The British electorate has called for Brexit and the President of the European Commission, Jean- Claude Juncker, has given the United Kingdom her marching orders.

It’s high time for Westminster to start deciding what sort of trade agreement they want with the European Union as an outside force, which maybe should have been done before Brexit was decided upon. Witnessing the disarray in the House of Commons over the last few weeks, it’s very clear it wasn’t.

It’s always useful to begin from a self-evident statement, so here goes: The EU has far more bargaining power than the UK and no amount of nationalist fervour is going to change this.

The common market of the EU operates on a constitution called the four freedoms: the free movement of goods, services, capital and people between EU member states. The UK has a problem with the latter, with immigration being the salient concern of the Brexit voter. But if the free movement of European labour into the UK isn’t permitted, the EU will not allow the free movement of goods, services and capital from the UK into Europe. The four freedoms are all or none, and to demand the UK be held to a different standard to other countries is to demand the EU cast aside its entire economic charter. The president of the European Council, Donald Tusk, recently stated in the aftermath of Brexit: “Leaders made it crystal clear that access to the single market requires acceptance of all four freedoms – including freedom of movement […] There will be no single market a la carte.”

So the choice for the Palace of Westminster is: free movement and free trade with Europe; or a pick and choose immigration policy and a tariff war with the EU, a war the UK cannot win because 44% of her exports go to the EU, and because of the sheer power and size of the institution.

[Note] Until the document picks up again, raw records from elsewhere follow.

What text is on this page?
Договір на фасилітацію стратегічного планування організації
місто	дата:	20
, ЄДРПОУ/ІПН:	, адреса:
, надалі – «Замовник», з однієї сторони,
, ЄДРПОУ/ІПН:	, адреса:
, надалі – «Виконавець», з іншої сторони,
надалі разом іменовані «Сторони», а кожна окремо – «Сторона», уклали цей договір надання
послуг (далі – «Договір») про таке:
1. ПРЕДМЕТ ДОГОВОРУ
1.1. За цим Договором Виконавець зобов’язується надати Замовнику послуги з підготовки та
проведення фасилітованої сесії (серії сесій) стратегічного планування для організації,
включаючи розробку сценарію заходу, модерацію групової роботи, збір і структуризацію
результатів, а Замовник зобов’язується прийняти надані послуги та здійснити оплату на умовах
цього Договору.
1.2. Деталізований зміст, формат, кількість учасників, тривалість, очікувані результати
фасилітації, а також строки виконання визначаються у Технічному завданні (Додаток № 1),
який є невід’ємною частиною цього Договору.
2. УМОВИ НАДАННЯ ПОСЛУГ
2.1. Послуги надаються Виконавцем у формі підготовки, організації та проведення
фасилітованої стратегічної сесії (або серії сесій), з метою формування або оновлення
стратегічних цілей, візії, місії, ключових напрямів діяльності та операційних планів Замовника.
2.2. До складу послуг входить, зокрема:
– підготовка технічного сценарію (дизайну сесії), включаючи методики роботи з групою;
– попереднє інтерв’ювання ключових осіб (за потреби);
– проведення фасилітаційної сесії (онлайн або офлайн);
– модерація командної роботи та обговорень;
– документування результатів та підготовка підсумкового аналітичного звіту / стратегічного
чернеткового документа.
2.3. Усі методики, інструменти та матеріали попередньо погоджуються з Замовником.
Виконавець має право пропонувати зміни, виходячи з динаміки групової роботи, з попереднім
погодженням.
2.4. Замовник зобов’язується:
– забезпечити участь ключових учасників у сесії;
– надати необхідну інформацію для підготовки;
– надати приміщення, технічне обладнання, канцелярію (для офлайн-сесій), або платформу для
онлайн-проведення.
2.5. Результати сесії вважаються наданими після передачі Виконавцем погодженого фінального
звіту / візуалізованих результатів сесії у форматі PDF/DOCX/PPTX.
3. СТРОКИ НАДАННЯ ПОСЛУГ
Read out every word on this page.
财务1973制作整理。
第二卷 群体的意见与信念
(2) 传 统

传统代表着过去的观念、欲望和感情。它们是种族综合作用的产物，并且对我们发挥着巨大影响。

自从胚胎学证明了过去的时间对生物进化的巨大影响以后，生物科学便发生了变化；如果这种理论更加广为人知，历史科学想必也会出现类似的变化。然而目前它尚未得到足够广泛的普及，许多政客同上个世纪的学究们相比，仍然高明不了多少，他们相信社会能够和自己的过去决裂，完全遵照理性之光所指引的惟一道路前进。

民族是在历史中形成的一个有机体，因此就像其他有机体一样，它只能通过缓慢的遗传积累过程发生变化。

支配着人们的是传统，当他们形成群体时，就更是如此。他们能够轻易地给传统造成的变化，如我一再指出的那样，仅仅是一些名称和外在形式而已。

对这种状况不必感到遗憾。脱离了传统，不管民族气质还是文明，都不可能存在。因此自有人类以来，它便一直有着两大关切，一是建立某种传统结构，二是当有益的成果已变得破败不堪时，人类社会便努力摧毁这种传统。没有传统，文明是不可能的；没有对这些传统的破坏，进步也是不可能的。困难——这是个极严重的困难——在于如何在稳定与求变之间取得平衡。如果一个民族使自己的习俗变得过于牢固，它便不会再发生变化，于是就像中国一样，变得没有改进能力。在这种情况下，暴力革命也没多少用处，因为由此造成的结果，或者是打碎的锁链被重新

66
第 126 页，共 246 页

It seems the new British government may opt for the former, which means, like Norway and Switzerland – countries not members of the EU, but nevertheless part of the Schengen Area and the common market – the UK will be a de facto EU member, but won’t have any representation in the European legislature. In this scenario the UK has actually lost sovereignty, not gained it, and it appears a large degree of free movement between the UK and Europe will continue, despite immigration being the cornerstone of the Brexit vote.

But what about the UK’s affairs on the other side of the Atlantic? Hypothetically, if Westminster wants to gain complete control of UK borders,even at the expense of EU tariffs, surely we can find a way to increase exports to the US to compensate for this loss? At present the USA accounts for nearly 17% of British exports, but it’s likely that this will diminish as a result of Brexit, at least in the short term, because of the waiting period the UK will have to endure to pen a new trade deal with the US.

Barack Obama himself said the EU will take priority over an independent UK. To quote him verbatim: “Maybe some point down the line, there might be a UK-US trade agreement, but it’s not going to happen any time soon because our focus is negotiating with a big bloc – the European Union – to get a trade agreement done, and the UK is going to be at the back of the queue.”

To the more entitled and solipsistic of the British political class, this was interpreted as a threat, and was even met with edgy remarks by Boris Johnson concerning Obama’s Kenyan ancestry. But it’s actually a perfectly justified and unavoidable stance taken by the US president, considering that the EU is arguably the world’s largest economy, and thus has to be the US’s priority as a trade partner in order to create a more stabilised means for almost the entire Western world.

To add to this, it is not desirable to become more dependent on the US. The US produces the second largest number of patent applications in the world, after China, and is still the leading country in science and technology, spending more money on research and development than any other country. And so it’s a common characteristic in US trade deals to incorporate extremely stringent intellectual property rights, guaranteeing themselves a virtual monopoly on many key scientific innovations. The North American Free Trade Agreement (NAFTA), and the Transatlantic Trade and Investment Partnership (TTIP) – which is currently being negotiated between the USA and the EU and remains in the balance – are prominent examples.

Britain is no slouch in the innovation department, ranking 12th on the global creativity index, and many scientists, including Stephen Hawking, have attributed much of this success to our membership of the EU. But if British science is to stay this way, it’s in the best interest of the UK to stay within the common market as a non-EU member.

The EU will have some difficulty trying to negotiate around the more avaricious demands of the TTIP agreement, or any deal that replaces it, but it does have the bargaining power to do so, given that it’s of similar economic size and power to the US. Many European politicians have expressed deep concerns about the agreement – most notably the German Vice Chancellor Sigmar Gabriel and the French President Francois Hollande – and if no compromise is made the entire trade deal will likely be vetoed.

The common market will offer better protection for the UK against the dictates of a US trade deal, but if the UK decides to operate outside the common market, a separate agreement will be negotiated with the US likely incorporating similar, if not more tactless, demands, which we may yield to without the benefit of the EU’s political clout. This, alongside the inevitable European tariffs, would likely cause a sharp decline in British innovation.